DNV also points to the variation in the composition of natural gas sold as an uncertainty when estimating emissions associated with the ‘use of sold products’. Finally, the report also highlights how many energy companies exclude non-energy products (e.g., petrochemicals) from their ‘use of sold products’ emission calculations.  

Analysis by Carbon Tracker published in September 2023 reveals that Eni, TotalEnergies, Repsol, and BP are the only companies that have net-zero goals and absolute interim targets covering Scope 3 emissions. Moreover, their analysis indicates that none of the world’s largest oil and gas companies have set emission reduction targets that are aligned with Paris.  

Some companies point to the challenges highlighted above, coupled with the argument that emissions could be double counted as a reason not to set Scope 3 targets. However, that misses the point. What matters when it comes to industries aligning towards net zero is that they have a plan in place to reduce them, by how much, and by when. 

Scope 3 cuts require reinvention 

The primary path available to those individual companies that have committed to cutting their Scope 3 emissions is to dramatically reduce production of oil and gas. However, this action alone is not sustainable, clearly both for the business, but also for the climate.  

Simply cutting oil and gas output alone gives those operators that have not committed to ambitious emission reduction targets a free pass to hike output, potentially at the expense of higher Scope 1 and 2 emissions. 

The only course of action that is going to make a real difference involves companies developing alternative low-carbon business opportunities. Three broad Scope 3 net zero business models have emerged according to Wood Mackenzie

‘Big energy’ involves shrinking oil and gas production while expanding into renewables. ‘Carbon as a service’ means an aggressive expansion into carbon capture and storage (CCS) and carbon removal. Meanwhile, ‘Sustainable fuels’ requires a focus on low carbon fuels and the circular economy.

BP Pulse EV chargers, Pimlico. Source: BP

However, significant barriers lie in wait for those that attempt to pursue one or more of these strategies. An example of this are the recent poor returns from renewable energy investments as interest rates, material costs, and supply chain issues soared. The shareholder backlash has lent weight to calls for some companies to consider pivoting back towards their legacy fossil fuel business. Most recently, activist investor Bluebell Capital Partners called on BP to ditch its strategy to transform itself into a clean energy provider which it claimed is “destroying” shareholder value

Meanwhile, many low-carbon and sustainable fuel businesses are still in their infancy. CCS, carbon removal, e-fuels, and hydrogen will be heavily dependent, at least in the early stages of development, on government policy support.  

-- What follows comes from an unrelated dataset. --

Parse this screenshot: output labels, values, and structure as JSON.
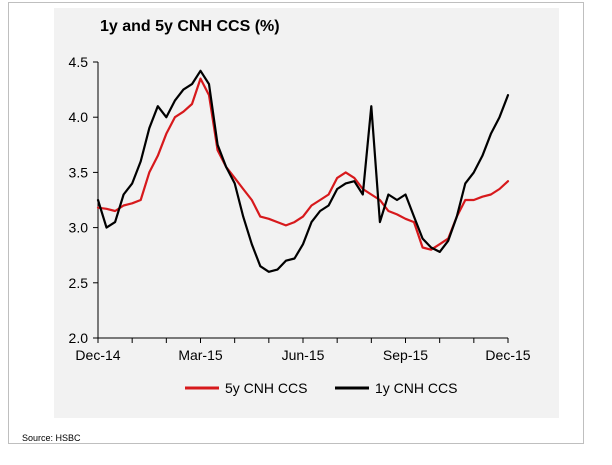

Alternatively, companies could consider purchasing high-quality carbon removal credits to abate their Scope 3 emissions. This could include nature-based projects such as afforestation and mangrove development, or technology-based removals including Direct Air Capture, biochar, or enhanced weathering. Nevertheless, there are concerns around the permanence of nature-based removals, while technology-based removal capacity has yet to reach the scale necessary to make a dent in Scope 3 emissions.  

Even despite those constraints, pressure is mounting on the Science-Based Targets initiative (SBTi) – a body that defines and promotes best practice in emissions reductions and net zero targets – to allow companies to use carbon credits help to meet their Scope 3 emission targets. 

It is tempting for oil and gas companies to point to government laws and regulations – fuel duties, indirect carbon taxes, and the like – close to the point of consumption, as already accounting for the externalities associated with end user Scope 3 emissions. These are, they might argue, not something that oil and gas producers can influence.  

But as Scope 3 emission reporting goes global, and banks extend that impact via their financing, the pressure to pivot to a low-carbon business and cut Scope 3 emissions is only likely to grow.